Sondaj Akışkanı Isıl Reolojik Özellikleri Üzerine Karşılaştırmalı Bir Çalışma: Klasik Viskometre Ve Isıl Reometre

Sondaj Akışkanı Isıl Reolojik Özellikleri Üzerine Karşılaştırmalı Bir Çalışma: Klasik Viskometre Ve Isıl Reometre

Ali Ettehadi Osgouei, Gürşat Altun, Umran Serpen

Formasyon sıcaklığı ve sondaj akışkanı özellikleri kuyuda çamurun dolaşımı ve/veya kuyunun kapalı olması durumlarında birbirlerini etkileyen iki önemli değişken parametredir. Bu parametreler jeotermal kuyu sondajında daha da fazla bir anlam kazanmaktadır. Sondaj akışkanının reolojik ve termofiziksel özelliklerinin kuyudaki sıcaklık değişimlerinden etkilendikleri bilinen bir gerçektir. Bu nedenle, sıcaklık değişimine bağlı olarak sondaj akışkanının gerçek davranışı hakkındaki bilginin eksik olması sondaj operasyonlarının programlanmasında birtakım zorluklara yol açabilir. Sıcaklığın çamur davranışına olan etkisi düşünüldüğünde, sondaj çamurunun yüksek sıcaklıklardaki reolojik özelliklerin mutat bir şekilde ısıl yaşlandırma yöntemi uygulandıktan sonra klasik viskometre kullanılarak belirlenmesinde hatalar olabilir.
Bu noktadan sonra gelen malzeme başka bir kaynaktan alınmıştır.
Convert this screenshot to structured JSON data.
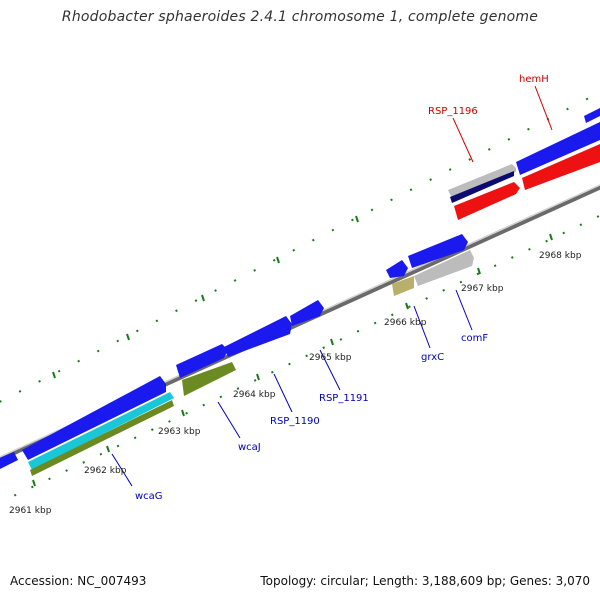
{
  "header": {
    "title": "Rhodobacter sphaeroides 2.4.1 chromosome 1, complete genome"
  },
  "footer": {
    "accession": "Accession: NC_007493",
    "summary": "Topology: circular; Length: 3,188,609 bp; Genes: 3,070"
  },
  "colors": {
    "backbone": "#8c8c8c",
    "tick": "#1a7a1a",
    "plus_label": "#cc0000",
    "minus_label": "#0000bb",
    "gene_blue": "#1a1aee",
    "gene_red": "#ee1111",
    "gene_grey": "#bcbcbc",
    "gene_navy": "#0a0a70",
    "gene_cyan": "#18c8d8",
    "gene_olive": "#6b8a22",
    "gene_khaki": "#b8b06a"
  },
  "map": {
    "ticks": [
      {
        "label": "2961 kbp"
      },
      {
        "label": "2962 kbp"
      },
      {
        "label": "2963 kbp"
      },
      {
        "label": "2964 kbp"
      },
      {
        "label": "2965 kbp"
      },
      {
        "label": "2966 kbp"
      },
      {
        "label": "2967 kbp"
      },
      {
        "label": "2968 kbp"
      }
    ],
    "genes": [
      {
        "label": "RSP_1196",
        "strand": "plus"
      },
      {
        "label": "hemH",
        "strand": "plus"
      },
      {
        "label": "wcaG",
        "strand": "minus"
      },
      {
        "label": "wcaJ",
        "strand": "minus"
      },
      {
        "label": "RSP_1190",
        "strand": "minus"
      },
      {
        "label": "RSP_1191",
        "strand": "minus"
      },
      {
        "label": "grxC",
        "strand": "minus"
      },
      {
        "label": "comF",
        "strand": "minus"
      }
    ]
  }
}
Bu çalışmada üç farklı çamur türünün (bentonit temelli çamur, sepiolit temelli çamur ve lignosülfonat çamur) reolojik özellikleri deneysel olarak ısıl reometre kullanarak dinamik ve yüksek sıcaklık/basınç koşullarında ölçülmüştür. Çamur örneklerinin viskozite ölçümleri 40-260oC sıcaklık aralığında 50 bar sabit basınçta ve altı farklı kayma hızında gerçekleştirilmiştir. Örnek akışkanların reolojik özellikleri aynı sıcaklık aralığında 16 saat ısıl yaşlandırma yapıldıktan ve oda sıcaklığına soğutulduktan sonra klasik viskometre kullanılarakta ölçülmüştür. Elde edilen sonuçlar çamur örneklerinin ısıl reolojik özelliklerinin ve iki yöntemin farklılığının daha iyi anlaşılabilmesi için karşılaştırılmıştır.

Bulgular klasik viskometre kullanılarak elde edilen örneklerin viskozite ölçümlerinin gerçek değerlerden farklı olduğunu göstermiştir. Reometre ve klasik viskometre kullanılarak ölçülen viskozitelerdeki farklılık artan sıcaklık ile daha da artmaktadır. Bu nedenle, ısıl işlem yapıldıktan sonra oda sıcaklığına soğutularak klasik viskometre ile yapılan örnek çamurların viskozite değerlerine göre yapılan hidrolik optimizasyon dikkate değer hatalara yol açabilecek, böylece kuyu sondaj programlarından sapmalara sebep olabilecektir.